Speaker
Description
Rational:
Modern research in Life Sciences is integrating diverse data from complex models to understand, at the molecular level, the mechanisms underlying the development, function and dysfunction of living organisms. For this, imaging technologies are playing a crucial role. Here, the aim is to record the living state (functional and dynamic) at the highest resolution possible (ultrastructural level). To achieve this, various imaging technologies can be correlated to study the same specimen. Correlative Light and Electron Microscopy (CLEM) is now an imaging field per se that covers a broad spectrum of applications on multiple biological domains and models. On animal models, correlating intravital imaging (by LM) to subcellular recordings (by EM) requires acute targeting precision in 3D with sufficient speed and robustness. In doing so, the enhanced experimental/imaging throughput is expected to enable quantitative analysis of biological phenomena.
We have recently demonstrated the power of multimodal correlative microscopy that greatly facilitates the correlation of intravital imaging to large volume electron microscopy of single metastatic cells (1). Reducing the CLEM workflow from 3-5 months to ~14 days, it is now feasible to study the cellular mechanisms, e.g. of cancer metastasis, in relevant tissue models in vivo. Working closely with numerous laboratories, we are now establishing workflows for various applications in the fields of cell biology, development biology, neurobiology and physiology in normal or pathological conditions.
We aim to enable routine and high-throughput CLEM studies, allowing targeting rare and transient phenomena in vivo. Although our recently developed approach has already demonstrated unprecedented throughput, our aim is to make it faster and, importantly, to make the workflow more accessible to non-specialized laboratories. In doing so, we will answer to the growing needs from the scientific community to link structure to function in biologically relevant multicellular models. Achieving this goal will only be possible with key technological development to offer new instrumentation and automation in the areas of image processing (software), of sample preparation (control and mechanics), of the large volume imaging (microscopic x-ray computed tomography – ‘microCT’) and of the high resolution electron microscopy step itself.
Project:
Our correlation strategy (1) relies i) on 3D image acquisition and registration, ii) on precise shaping of the samples to reveal the region of interest (ROI), and iii) on intelligent acquisition of the ROI volume by EM. We propose to develop automated solutions that are generally applicable to a large range of biological samples and dramatically improve throughput of the experiment.

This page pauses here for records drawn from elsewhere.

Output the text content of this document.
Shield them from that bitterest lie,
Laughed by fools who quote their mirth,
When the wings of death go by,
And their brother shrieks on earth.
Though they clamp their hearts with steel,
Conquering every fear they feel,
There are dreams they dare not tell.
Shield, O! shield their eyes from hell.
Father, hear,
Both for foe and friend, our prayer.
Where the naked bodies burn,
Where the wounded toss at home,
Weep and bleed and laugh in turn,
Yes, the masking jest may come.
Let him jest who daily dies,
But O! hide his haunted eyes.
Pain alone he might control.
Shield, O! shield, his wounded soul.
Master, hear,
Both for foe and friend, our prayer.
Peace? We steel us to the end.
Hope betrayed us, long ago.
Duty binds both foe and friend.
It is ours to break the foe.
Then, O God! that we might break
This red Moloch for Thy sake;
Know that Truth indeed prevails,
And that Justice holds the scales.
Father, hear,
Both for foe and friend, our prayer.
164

i) The multimodal workflow relies on mapping the EM-processed sample in 3D using microCT, and correlate this volume to the in vivo dataset in 3D. Following EM preparation, the ROI observed in vivo is no longer visible with LM and its location within the sample is therefore difficult to retrieve. MicroCT enables the visualization of structural landmarks within the EM-processed sample that can be correlated to landmarks visible in the in vivo dataset (LM). 3D registration of these features then enables to predict the position of the ROI inside the EM-processed sample. Currently, the correlation between LM and microCT is performed manually, which is a tedious and time-consuming (2-3 days) task within the workflow. We will develop a software solution to automate the registration task. In parallel, we intend to innovate in the imaging of the EM sample by developing compact, low-cost, accessible instrumentation for this step, which should allow easier implementation in any research laboratory. ii) When the precise mapping of the EM sample is achieved, it is trimmed in order to expose the volume of interest for the 3D EM acquisition. This process demands highly-accurate instruments (ultra-microtomes), and a skilled operator. Since the current ultramicrotomes are not designed to achieve the required accuracy, careful approach to the ROI is needed, which unnecessarily prolongs the workflow with ~1-2 days. By developing a motorized solution, we intend to fully automate and further facilitate this process. Here, based on the 3D maps generated in i), the unwanted parts of the sample will be automatically removed and the progress to the ROI will be monitored by an automated feed-back loop. iii) Large volume imaging by EM is now made possible by automated serial imaging technologies based on scanning EMs. To overcome the current slow acquisition time, we intend to further improve the SEM scanning procedures, detectors and acquisition schemes. For our correlative workflows, we will also develop a software solution to fully automate imaging of the correlated sub-volume of interest. Such “intelligent” acquisition will be controlled using the 3D maps built from the other imaging modalities registered as described in i).
- Karreman, M. A. et al. Fast and precise targeting of single tumor cells in vivo by multimodal correlative microscopy. Journal of Cell Science 129, 444–456 (2016).